Droit à l’éducation pour les sans-papiers
Cette école vous est interdite
En réaction à un article de La Presse faisant écho aux efforts du Collectif éducation sans frontières, un sombre chroniqueur du Journal de Montréal invitait récemment son lectorat à ne pas « se laisser intimider » par la rhétorique des « idéologues du sans-frontiérisme » évoquant l’« inhumanité » des décisions du système d’immigration canadien qui se débarrasse d’un nombre grandissant d’êtres humains jetables venus d’ailleurs et qui deviendront des sans-papiers privés de droits fondamentaux s’ils refusent l’ordre de déportation et les pénibles conséquences d’un retour forcé au pays qu’ils ont fui. Il était alors question d’enfants – des milliers au Québec – exclus des écoles faute de statut migratoire. Avertissement : le présent article pourrait vous intimider.
Plus attaché à la consigne primaire suivant laquelle il faut respecter les lois et « nos » institutions, Mathieu Bock-Côté fait totalement l’impasse sur ce que signifie concrètement, pour qui en est privé, le fait que le « tampon administratif » qui donne la citoyenneté juridique agit comme une prérogative à laquelle sont liés des « droits et privilèges ». Dans la région montréalaise, ils sont entre 40 000 et 50 000 sans-papiers à vivre du mauvais côté de la ligne qui sépare les personnes qui ont un certain nombre de protections et de droits et celles qui ne les ont pas. Résider dans les zones de non-droits, là où l’État ne vous reconnaît pas comme membre de la société à laquelle vous participez pourtant, c’est être exposé·e à une précarité et une vulnérabilité sociales, d’autant que vous faites partie des personnes les plus discriminées, stigmatisées et racisées. N’ayant pas droit aux normes du travail, vivant avec la peur d’être dénoncées, arrêtées, détenues et déportées, les sans-papiers sont contraintes d’accepter les pires conditions de travail et les pires conditions salariales, formant une des parties les plus exploitables et corvéables du salariat québécois et canadien. En dehors du travail, ils et elles sont privées d’autres droits fondamentaux, à commencer par l’accès aux soins de santé, aux garderies, au logement social, aux centres d’hébergement, etc. Il en est de même de l’accès à l’éducation.

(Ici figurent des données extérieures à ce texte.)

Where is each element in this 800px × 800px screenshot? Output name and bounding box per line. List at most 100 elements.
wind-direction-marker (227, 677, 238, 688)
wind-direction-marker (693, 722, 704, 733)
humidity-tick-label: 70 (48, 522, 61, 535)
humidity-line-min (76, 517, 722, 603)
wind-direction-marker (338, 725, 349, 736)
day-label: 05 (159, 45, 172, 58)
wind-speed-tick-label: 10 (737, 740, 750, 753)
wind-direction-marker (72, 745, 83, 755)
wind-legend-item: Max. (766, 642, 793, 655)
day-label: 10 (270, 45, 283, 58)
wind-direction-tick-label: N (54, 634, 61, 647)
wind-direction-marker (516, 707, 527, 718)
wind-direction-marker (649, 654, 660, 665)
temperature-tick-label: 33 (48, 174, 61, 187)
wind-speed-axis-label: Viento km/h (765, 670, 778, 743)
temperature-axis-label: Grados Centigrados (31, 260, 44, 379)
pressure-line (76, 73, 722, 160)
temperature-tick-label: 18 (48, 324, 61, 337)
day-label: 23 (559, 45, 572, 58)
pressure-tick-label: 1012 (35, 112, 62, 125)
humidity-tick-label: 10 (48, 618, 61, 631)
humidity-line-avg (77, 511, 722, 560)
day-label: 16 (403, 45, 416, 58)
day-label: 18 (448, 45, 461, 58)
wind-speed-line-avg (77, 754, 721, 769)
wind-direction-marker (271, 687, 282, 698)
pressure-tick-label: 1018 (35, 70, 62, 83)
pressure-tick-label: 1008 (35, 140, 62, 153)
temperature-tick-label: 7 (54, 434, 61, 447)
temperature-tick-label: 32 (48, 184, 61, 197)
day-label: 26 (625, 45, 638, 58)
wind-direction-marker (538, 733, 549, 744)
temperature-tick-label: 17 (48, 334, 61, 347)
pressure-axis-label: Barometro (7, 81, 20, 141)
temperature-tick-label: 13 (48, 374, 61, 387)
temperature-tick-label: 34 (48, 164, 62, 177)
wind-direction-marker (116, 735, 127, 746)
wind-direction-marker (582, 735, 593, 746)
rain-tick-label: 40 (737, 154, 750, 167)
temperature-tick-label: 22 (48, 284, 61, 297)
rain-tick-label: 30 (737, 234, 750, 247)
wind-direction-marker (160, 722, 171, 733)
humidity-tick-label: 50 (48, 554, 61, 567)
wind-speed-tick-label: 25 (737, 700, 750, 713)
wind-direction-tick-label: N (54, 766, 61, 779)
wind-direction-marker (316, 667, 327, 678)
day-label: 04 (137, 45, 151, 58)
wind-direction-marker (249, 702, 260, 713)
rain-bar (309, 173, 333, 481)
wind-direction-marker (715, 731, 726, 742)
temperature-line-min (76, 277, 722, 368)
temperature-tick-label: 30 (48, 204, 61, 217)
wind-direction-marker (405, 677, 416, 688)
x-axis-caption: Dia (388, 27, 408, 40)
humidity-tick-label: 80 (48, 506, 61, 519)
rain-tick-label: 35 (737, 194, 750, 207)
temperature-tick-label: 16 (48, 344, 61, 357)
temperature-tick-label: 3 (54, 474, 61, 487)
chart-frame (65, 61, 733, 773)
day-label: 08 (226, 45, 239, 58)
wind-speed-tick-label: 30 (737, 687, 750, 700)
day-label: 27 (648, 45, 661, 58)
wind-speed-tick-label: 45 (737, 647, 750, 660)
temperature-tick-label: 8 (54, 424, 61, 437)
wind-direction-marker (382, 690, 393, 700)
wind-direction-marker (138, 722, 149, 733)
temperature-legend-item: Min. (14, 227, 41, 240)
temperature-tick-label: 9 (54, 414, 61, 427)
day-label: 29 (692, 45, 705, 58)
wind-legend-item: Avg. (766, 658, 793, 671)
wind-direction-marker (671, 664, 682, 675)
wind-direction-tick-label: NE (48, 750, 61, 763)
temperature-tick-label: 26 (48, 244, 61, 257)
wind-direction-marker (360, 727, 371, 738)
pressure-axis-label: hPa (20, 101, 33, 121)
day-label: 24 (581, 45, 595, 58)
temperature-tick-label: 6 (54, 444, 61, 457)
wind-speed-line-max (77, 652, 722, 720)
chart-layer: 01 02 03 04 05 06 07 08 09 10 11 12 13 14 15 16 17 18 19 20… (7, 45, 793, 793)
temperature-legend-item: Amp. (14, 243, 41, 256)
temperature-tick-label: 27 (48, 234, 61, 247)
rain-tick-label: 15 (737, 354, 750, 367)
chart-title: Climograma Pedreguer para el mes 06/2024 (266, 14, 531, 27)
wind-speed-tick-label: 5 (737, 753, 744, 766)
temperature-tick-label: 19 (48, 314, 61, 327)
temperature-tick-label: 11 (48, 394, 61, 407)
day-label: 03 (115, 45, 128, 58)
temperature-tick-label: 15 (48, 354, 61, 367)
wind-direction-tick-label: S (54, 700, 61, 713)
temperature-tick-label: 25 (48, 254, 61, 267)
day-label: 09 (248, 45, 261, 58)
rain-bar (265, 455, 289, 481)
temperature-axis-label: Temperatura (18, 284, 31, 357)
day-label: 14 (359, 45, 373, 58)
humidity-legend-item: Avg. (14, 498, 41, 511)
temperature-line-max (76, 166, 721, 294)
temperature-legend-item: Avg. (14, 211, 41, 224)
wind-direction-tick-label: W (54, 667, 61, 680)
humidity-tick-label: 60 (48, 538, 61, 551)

Des milliers d’enfants, d’adolescent·es et de jeunes adultes sont exclu·es des institutions scolaires qui refusent d’admettre les élèves incapables de fournir les documents exigés pour leur inscription et pour l’octroi d’un code permanent par le ministère de l’Éducation, nécessaire pour valider la scolarisation par le biais du diplôme. Si certaines écoles ou commissions scolaires acceptent des inscriptions, c’est à la condition, autrement discriminante, que les familles payent des frais pouvant atteindre 6 000 $, excluant de fait un grand nombre de familles à faibles revenus.

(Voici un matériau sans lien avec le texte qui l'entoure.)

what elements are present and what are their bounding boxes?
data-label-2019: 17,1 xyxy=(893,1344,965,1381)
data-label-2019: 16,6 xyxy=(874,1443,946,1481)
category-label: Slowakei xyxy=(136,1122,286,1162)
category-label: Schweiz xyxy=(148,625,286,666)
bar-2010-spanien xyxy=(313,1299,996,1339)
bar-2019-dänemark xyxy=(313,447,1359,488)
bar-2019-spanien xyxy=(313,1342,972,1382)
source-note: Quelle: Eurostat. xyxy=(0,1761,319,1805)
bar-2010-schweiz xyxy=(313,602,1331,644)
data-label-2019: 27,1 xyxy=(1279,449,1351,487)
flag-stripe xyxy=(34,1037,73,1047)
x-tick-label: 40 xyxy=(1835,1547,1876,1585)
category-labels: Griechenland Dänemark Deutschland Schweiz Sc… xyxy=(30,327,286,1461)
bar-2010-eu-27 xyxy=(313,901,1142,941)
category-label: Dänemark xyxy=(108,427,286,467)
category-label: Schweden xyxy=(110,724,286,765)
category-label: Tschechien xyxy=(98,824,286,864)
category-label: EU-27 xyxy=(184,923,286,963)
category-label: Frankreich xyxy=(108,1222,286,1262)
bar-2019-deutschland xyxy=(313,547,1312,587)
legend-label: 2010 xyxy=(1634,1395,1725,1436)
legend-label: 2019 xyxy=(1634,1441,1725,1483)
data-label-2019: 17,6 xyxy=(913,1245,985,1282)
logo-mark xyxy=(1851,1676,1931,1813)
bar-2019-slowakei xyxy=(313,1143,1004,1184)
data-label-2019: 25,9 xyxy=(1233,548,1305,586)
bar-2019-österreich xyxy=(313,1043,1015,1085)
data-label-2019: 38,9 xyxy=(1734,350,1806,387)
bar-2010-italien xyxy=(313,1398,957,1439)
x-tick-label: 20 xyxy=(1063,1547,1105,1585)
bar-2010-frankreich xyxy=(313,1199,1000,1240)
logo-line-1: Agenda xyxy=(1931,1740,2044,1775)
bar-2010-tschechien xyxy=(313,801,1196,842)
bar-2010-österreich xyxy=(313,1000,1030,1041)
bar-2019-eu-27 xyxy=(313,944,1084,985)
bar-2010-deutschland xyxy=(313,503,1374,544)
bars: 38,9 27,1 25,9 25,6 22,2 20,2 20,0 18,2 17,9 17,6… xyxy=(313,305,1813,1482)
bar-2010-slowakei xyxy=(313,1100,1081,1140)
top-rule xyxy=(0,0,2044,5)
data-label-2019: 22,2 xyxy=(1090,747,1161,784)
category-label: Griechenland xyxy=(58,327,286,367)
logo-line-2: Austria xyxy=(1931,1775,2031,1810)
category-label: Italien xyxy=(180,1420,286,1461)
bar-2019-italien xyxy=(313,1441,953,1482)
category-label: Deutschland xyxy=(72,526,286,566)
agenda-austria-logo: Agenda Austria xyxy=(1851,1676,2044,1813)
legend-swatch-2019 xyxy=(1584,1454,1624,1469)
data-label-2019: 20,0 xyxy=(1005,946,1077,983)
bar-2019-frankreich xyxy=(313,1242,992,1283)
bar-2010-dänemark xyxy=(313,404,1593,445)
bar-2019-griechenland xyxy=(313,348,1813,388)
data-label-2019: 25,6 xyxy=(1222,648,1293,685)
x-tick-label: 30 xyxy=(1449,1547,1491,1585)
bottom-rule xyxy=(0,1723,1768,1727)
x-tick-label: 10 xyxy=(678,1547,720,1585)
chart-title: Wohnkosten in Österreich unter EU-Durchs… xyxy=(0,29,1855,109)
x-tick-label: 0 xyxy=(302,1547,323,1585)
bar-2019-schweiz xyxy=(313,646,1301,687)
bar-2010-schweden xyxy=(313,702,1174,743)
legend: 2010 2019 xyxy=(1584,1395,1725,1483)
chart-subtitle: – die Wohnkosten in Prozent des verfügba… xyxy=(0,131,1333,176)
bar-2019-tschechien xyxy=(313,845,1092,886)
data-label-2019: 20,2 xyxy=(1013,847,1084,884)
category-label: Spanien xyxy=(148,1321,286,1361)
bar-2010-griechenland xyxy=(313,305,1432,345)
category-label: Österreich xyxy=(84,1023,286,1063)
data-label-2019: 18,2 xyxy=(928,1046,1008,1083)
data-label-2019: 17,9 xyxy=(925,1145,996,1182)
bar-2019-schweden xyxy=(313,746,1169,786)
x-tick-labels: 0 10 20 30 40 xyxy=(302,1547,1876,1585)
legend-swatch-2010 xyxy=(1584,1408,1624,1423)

L’impossibilité de fréquenter les écoles, les cégeps et les universités est synonyme d’isolement social. Pour les personnes déjà malmenées par des trajectoires compliquées et des conditions d’existence souvent difficiles, l’exclusion des établissements scolaires est une inégalité qui s’ajoute aux autres inégalités qu’elles rencontrent et qui ont autant d’effets déplorables sur leur parcours scolaire, social, professionnel, personnel, mais aussi sur les milieux qui pourraient bénéficier de leur apport. Elles reçoivent alors pour éducation ce que leur milieu plus ou moins immédiat est en mesure de leur offrir et restent parfois plusieurs années coupées de conditions leur permettant de développer leurs talents et leurs intérêts, leurs aptitudes mentales, physiques et sociales indispensables à leur plein épanouissement et à leur vie dans la société.
En se portant à la défense des privilèges (la citoyenneté et les droits qu’elle donne) « qui distinguent finalement les citoyens de ceux qui ne le sont pas » (« sans quoi la citoyenneté ne veut rien dire »), Bock-Côté ne se porte pas seulement à la défense d’une citoyenneté dont la valeur est déterminée par l’inégalité, mais aussi de cette forme de domination institutionnelle qui consiste à « priver par avance une partie de la population résidant sur un territoire et au sein d’une communauté de la protection de la citoyenneté comme des droits et libertés alloués aux autres citoyens » (Yves Cusset, Prendre sa part de la misère du monde, 2010). Cette domination a un nom que rappelle Cusset : l’apartheid. Il s’agit dès lors de savoir si on la tient pour acceptable ou pour inacceptable. C’est là ce qui distingue les « idéologues du sans-frontiérisme » des autres idéologues.